The founders and top brass of BigBasket graced the stage together for the first time to share their story as second-time entrepreneurs, and creators of one of the largest online grocery store.
It was a rare treat, indeed, to see the otherwise media-shy founders of BigBasket come together to address a packed audience of budding entrepreneurs at a panel discussion on “The BigBasket Journey”.
For the veterans in the on-demand grocery and ecommerce market, this is their second foray into entrepreneurship. In 1999, Hari Menon, V. S. Sudhakar, Abhinay Choudhari and Vipul Parekh had co-founded Fabmart, which pivoted from an online market to a physical grocery business a decade ago.
Addressing a packed hall in the second session of the first day of TechSparks, in a panel moderated by T.N. Hari, HR Head of BigBasket, Hari Menon says,
“We thank Citibank for helping us start Fabmart in 1999.”
In 2011, the four co-founded online grocery platform BigBasket that has successfully busted the myth that ‘ecommerce will not work in FMCG‘. The company has grown slowly and steadily, with negligible discounts and a strong business model.
Today, the company operates in 25 cities, including smaller cities like Surat, Mysore, and Coimbatore. According to Hari, there is no intention to expand further right now; he expects the company will grow gross monthly sales from Rs 200 crore a month currently to Rs 500 crore a month by March 2019 from these 25 cities.
The funding drama
When BigBasket started in 2011, it was probably among the few startups at the time to have raised the highest first round of funding, at $10 million.
In February, BigBasket raised $300 million in its series E funding from existing investors Sands Capital, International Finance Corporation, and Abraaj Group. But this round of funding was led by Alibaba making it the e-grocery company’s single largest shareholder. With a core team that already understood its complexities, it was a no-brainer for investors. But the founders believe that funding is also one of the most important lessons they’ve learnt. Sudhakar says,
“The level of funding is important for growth. I have learnt that when money is there in the market, go ahead and raise it. Use money wisely but if you are in a growth-oriented business, take as much as you can.”
Drive fundamental value systems
Equally important is the people you work with and the relationship you share with them, says Sudhakar. To make his case, Sudhakar says that if you’re a cricketer and you are running between wickets, you need to know whether the other player also would run along at the same pace.
“It is exactly the same with us. The four of us believe and completely trust in each other,” he adds.
Consistency is also key, he said, particularly when your business caters to an average basket size of just 23 items and the same basket is ordered over 30 times a year. And Sudhakar believes “consistency” is achieved through building processes in place.
And yet, he adds that in India, “We have an element of individuality in everything that we do, so training becomes critical. For example, the tags that get cut when we deliver products need to be picked up and brought back. It’s a small thing, but most Indian people don’t wear footwear and that tag can hurt their feet.”

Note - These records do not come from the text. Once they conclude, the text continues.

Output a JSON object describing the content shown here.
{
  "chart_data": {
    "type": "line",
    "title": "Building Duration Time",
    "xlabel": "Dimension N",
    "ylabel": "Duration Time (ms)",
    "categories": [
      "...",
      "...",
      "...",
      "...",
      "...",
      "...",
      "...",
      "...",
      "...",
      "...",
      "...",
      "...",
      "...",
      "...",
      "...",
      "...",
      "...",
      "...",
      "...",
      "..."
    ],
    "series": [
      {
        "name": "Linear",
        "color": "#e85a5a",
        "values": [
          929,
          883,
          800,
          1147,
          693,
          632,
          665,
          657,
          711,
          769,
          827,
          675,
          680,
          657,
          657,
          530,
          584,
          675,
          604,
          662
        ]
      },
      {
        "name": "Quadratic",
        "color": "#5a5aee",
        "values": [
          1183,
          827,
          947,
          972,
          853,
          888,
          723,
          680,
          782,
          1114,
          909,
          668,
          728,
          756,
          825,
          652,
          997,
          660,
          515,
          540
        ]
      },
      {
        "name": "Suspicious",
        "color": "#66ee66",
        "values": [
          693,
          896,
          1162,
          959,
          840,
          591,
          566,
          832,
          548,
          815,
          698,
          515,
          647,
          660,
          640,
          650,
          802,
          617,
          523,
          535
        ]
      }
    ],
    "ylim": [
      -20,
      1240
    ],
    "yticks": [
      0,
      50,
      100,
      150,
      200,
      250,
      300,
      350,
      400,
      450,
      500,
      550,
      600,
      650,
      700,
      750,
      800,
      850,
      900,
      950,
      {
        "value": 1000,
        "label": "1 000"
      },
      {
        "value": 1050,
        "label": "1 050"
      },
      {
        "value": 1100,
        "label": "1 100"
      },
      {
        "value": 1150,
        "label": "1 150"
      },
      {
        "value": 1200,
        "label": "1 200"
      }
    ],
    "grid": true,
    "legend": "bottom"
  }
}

BigBasket wants customers to believe that it cares. If a customer calls the customer service to address an issue, the team ensures that a human being answers on the other side in 10 seconds or “one of us will take the call if needed,” says Sudhakar.
Understanding the O2O business
Yet, building the balance between discounts and unit economics is important. Vipul says that you can’t shy away from it. But the place where you deploy it becomes extremely important.
“A business needs to build a model that handles variable costs in short-term, and fixed costs in the long run or there will be a problem,” says Vipul.
Two startups may look the same but where they spend the money is important to understand. “Capital doesn’t give you excuse to get away without having a model,” says Vipul.
But today, the world of grocery is becoming hotter, and with Amazon acquiring Whole Foods and More, businesses are looking at the grocery space. Both Amazon and Alibaba have acquired grocery startups. Even in the US, grocery is the largest market. It needs points of delivery and the selection varies by geography because of which you need to build fulfillment closer to customers.
According to Sudhakar, “Starting from scratch is a pain so Amazon is acquiring.” Everyone wants to reach out to customers and maximise their share of customers. The game, therefore, is working on an O2O model.
What will continue to keep BigBasket relevant?
Hari says, “The biggest differentiation we are building is a business of fresh produce. Grocery customer service and problem-solving is very important, and we are focussing on that. Also, our business is highly dependent on people. 75 percent of our workers are blue-collared, and our focus is also on helping them grow and be more productive.”
From day one, BigBasket has focused on fresh produce, one of the most difficult segments to crack. The team felt that the category of fresh produce would make the brand, as people buy it four times a month.
There still is a long way to go. The blue-collared workforce needs to be trained and motivated to be productive.
“There needs to be a focus on how they grow along with us, understand technology and how important they actually are. Even if five people don’t come one morning, deliveries and orders become tougher,” says Hari.
To further help people build this strong bridge and create a seamless technology base for all startups, TN Hari and Hari Menon also launched their book “Cutting the Gordian Knot.”